What has six balls and screws the poor? The lottery.
The crass joke suits the crassly unjust and embarrassingly ubiquitous aspect of public policy. A state-sponsored lottery is a tax—an insidious, regressive, inefficient, and disgraceful one. That these laws have lasted so long speaks to the hypocrisy of politicians, the apathy of citizens, and the power of entrenched interests. Citizens in each of the 44 lottery-sponsoring states should be as ashamed.
The arguments in favor of lotteries are simple. It’s the best kind of tax. It raises money from consenting adults who pay for harmless entertainment and the chance to get rich. Most states then earmark these revenues for the school system. The net effect of these arguments is that state-run lotteries are easy to pass and hard to repeal. A state can create one as a quick fix for a budget in the red or a school system that’s short on cash. And because of the earmarking for education, politicians who try to end the lottery invite their next opponents to fire a barrage of guess-who-hates-kids attack ads.
Since 1964, when New Hampshire established the first modern, state-run lottery in the country, states have steadily repealed near-ubiquitous constitutional prohibitions of them. The few states that do hold out include three from the Bible Belt and Nevada — where casino lobbyists fight the competition.
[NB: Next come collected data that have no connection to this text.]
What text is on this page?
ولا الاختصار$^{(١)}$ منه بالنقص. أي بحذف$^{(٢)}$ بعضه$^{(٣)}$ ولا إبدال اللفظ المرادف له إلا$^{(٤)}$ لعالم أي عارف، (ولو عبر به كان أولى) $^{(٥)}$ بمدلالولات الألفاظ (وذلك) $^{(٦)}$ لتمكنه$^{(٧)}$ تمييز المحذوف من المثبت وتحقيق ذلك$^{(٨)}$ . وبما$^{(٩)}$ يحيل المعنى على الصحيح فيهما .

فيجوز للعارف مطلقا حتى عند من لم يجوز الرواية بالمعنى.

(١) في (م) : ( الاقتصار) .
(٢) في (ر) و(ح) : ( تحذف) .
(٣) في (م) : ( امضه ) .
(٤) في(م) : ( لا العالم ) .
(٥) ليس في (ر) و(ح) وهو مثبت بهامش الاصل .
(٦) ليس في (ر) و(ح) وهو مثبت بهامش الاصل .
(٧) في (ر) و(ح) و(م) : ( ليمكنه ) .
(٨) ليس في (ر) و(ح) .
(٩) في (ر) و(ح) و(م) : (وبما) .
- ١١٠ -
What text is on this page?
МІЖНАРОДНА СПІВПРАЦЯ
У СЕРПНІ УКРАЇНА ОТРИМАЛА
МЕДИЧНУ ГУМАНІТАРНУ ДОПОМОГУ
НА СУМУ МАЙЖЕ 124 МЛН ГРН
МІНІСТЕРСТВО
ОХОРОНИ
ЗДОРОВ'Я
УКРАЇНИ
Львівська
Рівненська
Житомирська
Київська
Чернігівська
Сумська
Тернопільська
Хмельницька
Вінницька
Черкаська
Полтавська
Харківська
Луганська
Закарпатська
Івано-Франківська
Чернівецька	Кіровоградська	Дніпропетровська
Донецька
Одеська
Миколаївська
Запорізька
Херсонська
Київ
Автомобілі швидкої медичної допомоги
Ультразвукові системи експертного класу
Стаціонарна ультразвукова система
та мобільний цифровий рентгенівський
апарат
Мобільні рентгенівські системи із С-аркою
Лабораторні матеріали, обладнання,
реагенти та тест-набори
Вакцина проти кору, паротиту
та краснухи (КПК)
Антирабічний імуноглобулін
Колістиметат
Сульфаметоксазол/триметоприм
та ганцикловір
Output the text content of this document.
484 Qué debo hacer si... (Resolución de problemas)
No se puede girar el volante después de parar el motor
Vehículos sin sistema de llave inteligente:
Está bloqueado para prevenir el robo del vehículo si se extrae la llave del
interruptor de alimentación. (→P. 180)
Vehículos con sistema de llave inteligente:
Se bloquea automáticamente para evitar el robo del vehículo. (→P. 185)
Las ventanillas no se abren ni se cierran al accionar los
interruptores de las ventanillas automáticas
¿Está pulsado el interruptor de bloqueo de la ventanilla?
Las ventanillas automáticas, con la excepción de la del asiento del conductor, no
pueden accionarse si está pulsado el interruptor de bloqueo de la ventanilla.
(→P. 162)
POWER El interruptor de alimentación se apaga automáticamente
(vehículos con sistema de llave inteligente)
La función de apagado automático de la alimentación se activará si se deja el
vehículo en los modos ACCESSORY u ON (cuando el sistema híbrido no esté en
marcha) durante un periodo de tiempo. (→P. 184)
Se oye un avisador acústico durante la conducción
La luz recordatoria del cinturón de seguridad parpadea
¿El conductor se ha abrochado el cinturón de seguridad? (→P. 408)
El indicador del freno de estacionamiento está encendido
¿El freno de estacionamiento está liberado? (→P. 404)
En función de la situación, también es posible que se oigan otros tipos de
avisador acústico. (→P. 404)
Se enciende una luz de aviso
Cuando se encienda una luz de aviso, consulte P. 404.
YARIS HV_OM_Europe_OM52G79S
But lotteries aren’t harmless entertainment. They target the poor and encourage them to squander their limited discretionary income on the illusory promise of spectacular wealth. “Dream bigger,” Kansas tells its citizens. “Anything’s possible,” says Illinois. And Kentucky’s airtight reasoning could (maybe) sell a lottery ticket to a statistician, “Somebody’s gotta win, might as well be you.” Not hard work but luck, say the commissioners, will lead you out of poverty — a message that resonates most among those with the least hope. And lottery commissioners must know their audience, because the poor do play much more often. The North Carolina Policy Watch found that the poorest counties in the state had the highest per capita lottery sales. In South Carolina, households earning less than $40,000 made up only 28 percent of the population, but accounted for 54 percent of frequent players.
During recessions — while people lose jobs and homes, choose which bills to pay and who to stiff, and slash spending on non-essentials — lottery sales spike. At the height of the recession in 2008, 22 states set records for the most yearly sales. Most of these players win little or nothing, but even many of those lucky enough to get rich ruin themselves with newfound wealth.
To make the state-sponsored pickpocketing of the poor more palatable, politicians often promise the money to the schools. But earmarking lottery revenues has little effect, if any, on education spending.
Governments send money from the lottery to the schools, then take money that would’ve gone to schools and put it wherever they want. At the end of the day, states spend the money how they choose — earmarked or not. “In the first year of the lottery, there is a dramatic increase in spending on education. Given a few years, a state would have spent more on education without a lottery,” Patrick Pierce, a political scientist at St. Mary’s College, told ABC News.
As if the gross injustice of a regressive tax and deceptive political maneuverings weren’t damning enough, lotteries are also laughably inefficient taxes. The IRS, for example, spends just half of a penny for every dollar it collects. The average state lottery spends 14 cents for every dollar of revenue in administrative costs. So the average state lottery is 28 times more inefficient than the IRS. Given such a ridiculous statistic, proposals to use a lottery to raise money seem better fit for a Joseph Heller satire than a legitimate legislative agenda.
Next election, candidates will deliver a host of campaign promises and ideals to voters: An inclusive society, a just tax code, small and efficient governance, transparency, and more. See how committed they really are. Ask about the lottery and what they’re going to do about it.